Gerechtigkeit und Moralismus
Treffen die Einwände des politischen Realismus gegenüber Rawls zu?
Schlagworte:
Moralismus, Politischer Realismus, John Rawls, Gerechtigkeit, KonfliktKey words:
Moralism, Political Realism, John Rawls, Justice, ConflictAbstract
Der neue politische Realismus erkennt in John Rawls einen Erzfeind. In jüngeren Debatten scheint oft evident zu sein, dass gerade Eine Theorie der Gerechtigkeit exemplarisch für einen Moralismus sei, der die politische Wirklichkeit verzerre. Doch die Sache ist kompliziert. In diesem Aufsatz blicke ich zurück auf sein Frühwerk im Lichte dieser Kritik. Dabei geht es mir um vier Einwände: dass Rawls’ Idealtheorie (i) kein Ratgeber für das politische Handeln und ideologisch verblendet sei; (ii) Macht und ihre Legitimierbarkeit nicht überzeugend konzipiere; (iii) die Bedeutung politischer Konflikte und Uneinigkeit über den Inhalt der Gerechtigkeit unterschätze; und (iv) verkenne, dass eine wahrlich politische Theorie auf die Geschichte eingehen müsse. Wie stichhaltig sind diese Vorwürfe und was fördern sie zutage? Der Aufsatz zeigt, dass selbst Rawls’ erstes Hauptwerk nicht so einfach eines Moralismus überführt werden kann, wie es auf den ersten Blick den Anschein hat. Damit meine ich nicht, dass die Einwände allesamt keinen Biss hätten. Doch werden die Rechtfertigungslasten der Rawls’schen Gerechtigkeitstheorie nicht immer gebührend berücksichtigt; und manche Konterpunkte sind gerade bei wichtigen philosophischen Weggabelungen nicht ausreichend mit argumentativer Substanz untermauert. Wer einen Anti-Moralismus verficht, wofür es gute Gründe gibt, sollte weiterhin das konstruktive Gespräch auch mit dem frühen Rawls suchen und auf die internen Spannungen sowie realistischen Konzessionen seines Egalitarismus achten.
The new political realism sees John Rawls as an archenemy. In recent debates, it often seems to be evident that especially A Theory of Justice is exemplary for a moralism that distorts political life as we know it. Yet the matter is convoluted. In this essay, I look back at his early work through the lens of this critique, which I break down into four objections: that Rawls’s ideal theory (i) is not a guide to political action and blinded by ideology; (ii) cannot convincingly conceptualize power and its legitimation; (iii) underestimates the significance of political conflicts and disagreement about the content of justice; and (iv) fails to recognize that a truly political theory requires historical reflection.

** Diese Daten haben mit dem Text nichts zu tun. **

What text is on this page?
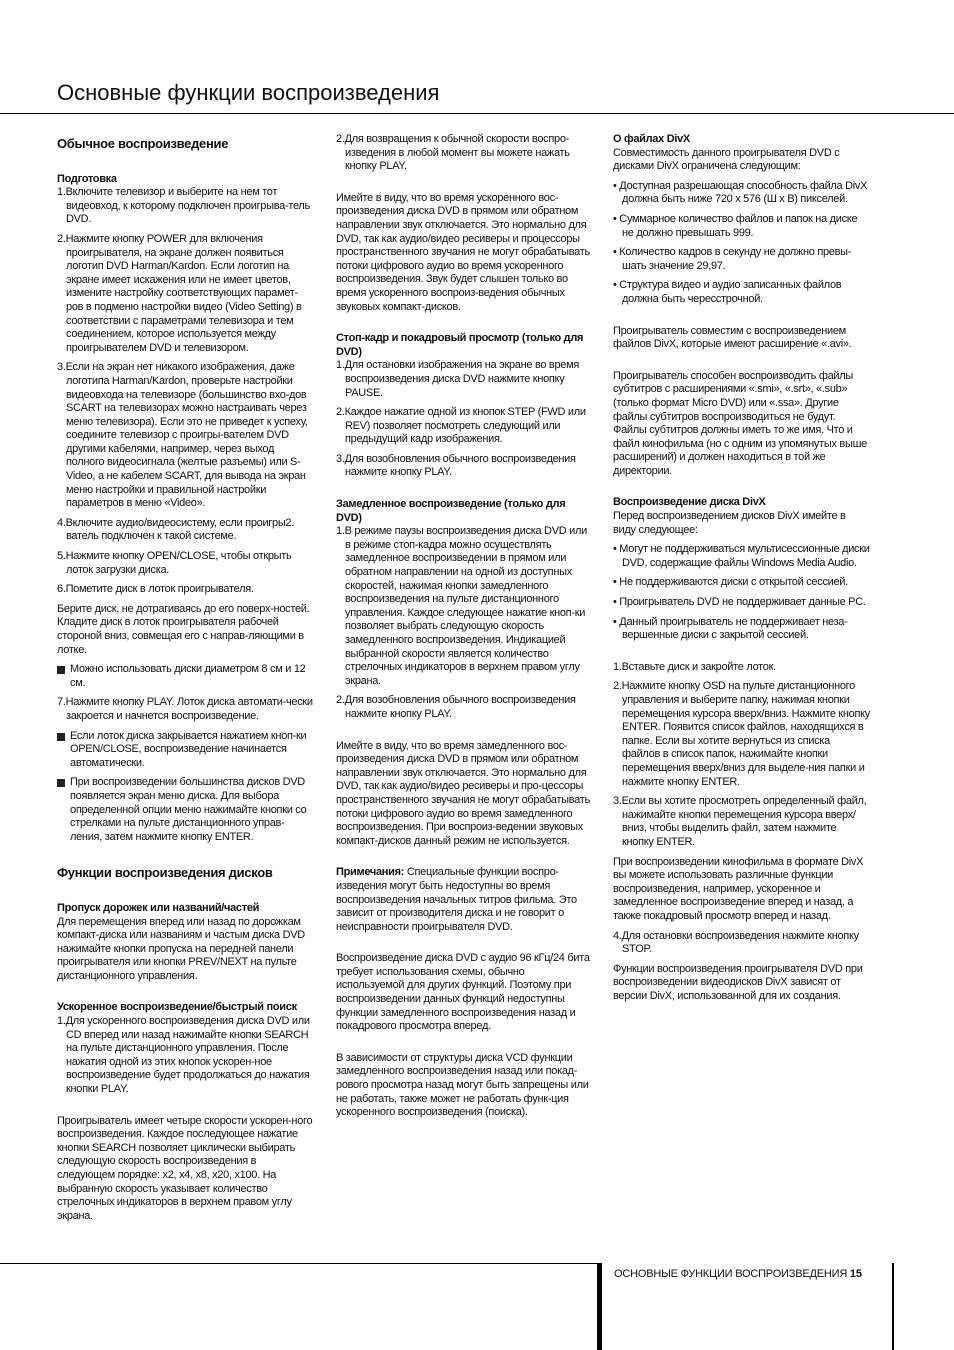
Основные функции воспроизведения
Обычное воспроизведение
Подготовка
1.Включите телевизор и выберите на нем тот видеовход, к которому подключен проигрыва-тель DVD.
2.Нажмите кнопку POWER для включения проигрывателя, на экране должен появиться логотип DVD Harman/Kardon. Если логотип на экране имеет искажения или не имеет цветов, измените настройку соответствующих парамет-ров в подменю настройки видео (Video Setting) в соответствии с параметрами телевизора и тем соединением, которое используется между проигрывателем DVD и телевизором.
3.Если на экран нет никакого изображения, даже логотипа Harman/Kardon, проверьте настройки видеовхода на телевизоре (большинство вхо-дов SCART на телевизорах можно настраивать через меню телевизора). Если это не приведет к успеху, соедините телевизор с проигры-вателем DVD другими кабелями, например, через выход полного видеосигнала (желтые разъемы) или S-Video, а не кабелем SCART, для вывода на экран меню настройки и правильной настройки параметров в меню «Video».
4.Включите аудио/видеосистему, если проигры2. ватель подключен к такой системе.
5.Нажмите кнопку OPEN/CLOSE, чтобы открыть лоток загрузки диска.
6.Пометите диск в лоток проигрывателя.

Берите диск, не дотрагиваясь до его поверх-ностей. Кладите диск в лоток проигрывателя рабочей стороной вниз, совмещая его с направ-ляющими в лотке.

Можно использовать диски диаметром 8 см и 12 см.
7.Нажмите кнопку PLAY. Лоток диска автомати-чески закроется и начнется воспроизведение.
Если лоток диска закрывается нажатием кноп-ки OPEN/CLOSE, воспроизведение начинается автоматически.
При воспроизведении большинства дисков DVD появляется экран меню диска. Для выбора определенной опции меню нажимайте кнопки со стрелками на пульте дистанционного управ-ления, затем нажмите кнопку ENTER.
Функции воспроизведения дисков
Пропуск дорожек или названий/частей

Для перемещения вперед или назад по дорожкам компакт-диска или названиям и частым диска DVD нажимайте кнопки пропуска на передней панели проигрывателя или кнопки PREV/NEXT на пульте дистанционного управления.

Ускоренное воспроизведение/быстрый поиск
1.Для ускоренного воспроизведения диска DVD или CD вперед или назад нажимайте кнопки SEARCH на пульте дистанционного управления. После нажатия одной из этих кнопок ускорен-ное воспроизведение будет продолжаться до нажатия кнопки PLAY.

Проигрыватель имеет четыре скорости ускорен-ного воспроизведения. Каждое последующее нажатие кнопки SEARCH позволяет циклически выбирать следующую скорость воспроизведения в следующем порядке: x2, x4, x8, x20, x100. На выбранную скорость указывает количество стрелочных индикаторов в верхнем правом углу экрана.

2.Для возвращения к обычной скорости воспро-изведения в любой момент вы можете нажать кнопку PLAY.

Имейте в виду, что во время ускоренного вос-произведения диска DVD в прямом или обратном направлении звук отключается. Это нормально для DVD, так как аудио/видео ресиверы и процессоры пространственного звучания не могут обрабатывать потоки цифрового аудио во время ускоренного воспроизведения. Звук будет слышен только во время ускоренного воспроиз-ведения обычных звуковых компакт-дисков.

Стоп-кадр и покадровый просмотр (только для DVD)
1.Для остановки изображения на экране во время воспроизведения диска DVD нажмите кнопку PAUSE.
2.Каждое нажатие одной из кнопок STEP (FWD или REV) позволяет посмотреть следующий или предыдущий кадр изображения.
3.Для возобновления обычного воспроизведения нажмите кнопку PLAY.
Замедленное воспроизведение (только для DVD)
1.В режиме паузы воспроизведения диска DVD или в режиме стоп-кадра можно осуществлять замедленное воспроизведении в прямом или обратном направлении на одной из доступных скоростей, нажимая кнопки замедленного воспроизведения на пульте дистанционного управления. Каждое следующее нажатие кноп-ки позволяет выбрать следующую скорость замедленного воспроизведения. Индикацией выбранной скорости является количество стрелочных индикаторов в верхнем правом углу экрана.
2.Для возобновления обычного воспроизведения нажмите кнопку PLAY.

Имейте в виду, что во время замедленного вос-произведения диска DVD в прямом или обратном направлении звук отключается. Это нормально для DVD, так как аудио/видео ресиверы и про-цессоры пространственного звучания не могут обрабатывать потоки цифрового аудио во время замедленного воспроизведения. При воспроиз-ведении звуковых компакт-дисков данный режим не используется.

Примечания: Специальные функции воспро-изведения могут быть недоступны во время воспроизведения начальных титров фильма. Это зависит от производителя диска и не говорит о неисправности проигрывателя DVD.

Воспроизведение диска DVD с аудио 96 кГц/24 бита требует использования схемы, обычно используемой для других функций. Поэтому при воспроизведении данных функций недоступны функции замедленного воспроизведения назад и покадрового просмотра вперед.

В зависимости от структуры диска VCD функции замедленного воспроизведения назад или покад-рового просмотра назад могут быть запрещены или не работать, также может не работать функ-ция ускоренного воспроизведения (поиска).

О файлах DivX

Совместимость данного проигрывателя DVD с дисками DivX ограничена следующим:

• Доступная разрешающая способность файла DivX должна быть ниже 720 x 576 (Ш x В) пикселей.
• Суммарное количество файлов и папок на диске не должно превышать 999.
• Количество кадров в секунду не должно превы-шать значение 29,97.
• Структура видео и аудио записанных файлов должна быть чересстрочной.

Проигрыватель совместим с воспроизведением файлов DivX, которые имеют расширение «.avi».

Проигрыватель способен воспроизводить файлы субтитров с расширениями «.smi», «.srt», «.sub» (только формат Micro DVD) или «.ssa». Другие файлы субтитров воспроизводиться не будут. Файлы субтитров должны иметь то же имя. Что и файл кинофильма (но с одним из упомянутых выше расширений) и должен находиться в той же директории.

Воспроизведение диска DivX

Перед воспроизведением дисков DivX имейте в виду следующее:

• Могут не поддерживаться мультисессионные диски DVD, содержащие файлы Windows Media Audio.
• Не поддерживаются диски с открытой сессией.
• Проигрыватель DVD не поддерживает данные PC.
• Данный проигрыватель не поддерживает неза-вершенные диски с закрытой сессией.
1.Вставьте диск и закройте лоток.
2.Нажмите кнопку OSD на пульте дистанционного управления и выберите папку, нажимая кнопки перемещения курсора вверх/вниз. Нажмите кнопку ENTER. Появится список файлов, находящихся в папке. Если вы хотите вернуться из списка файлов в список папок, нажимайте кнопки перемещения вверх/вниз для выделе-ния папки и нажмите кнопку ENTER.
3.Если вы хотите просмотреть определенный файл, нажимайте кнопки перемещения курсора вверх/вниз, чтобы выделить файл, затем нажмите кнопку ENTER.

При воспроизведении кинофильма в формате DivX вы можете использовать различные функции воспроизведения, например, ускоренное и замедленное воспроизведение вперед и назад, а также покадровый просмотр вперед и назад.

4.Для остановки воспроизведения нажмите кнопку STOP.

Функции воспроизведения проигрывателя DVD при воспроизведении видеодисков DivX зависят от версии DivX, использованной для их создания.

ОСНОВНЫЕ ФУНКЦИИ ВОСПРОИЗВЕДЕНИЯ 15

How valid are these charges, and what do they bring to light? The essay shows that even Rawls’s first major work cannot be as easily convicted of moralism as it appears at first blush. By this, I do not mean that the objections all lack cogency. But the justificatory burdens of Rawls’s theory of justice are not always duly considered; and some counterpoints, especially at important philosophical forks in the path, are not sufficiently backed up with argumentative substance. Those who advocate an anti-moralism, for which there are good reasons, should continue to seek a constructive conversation with the early Rawls and pay heed to the tensions within and realistic concessions of his egalitarianism.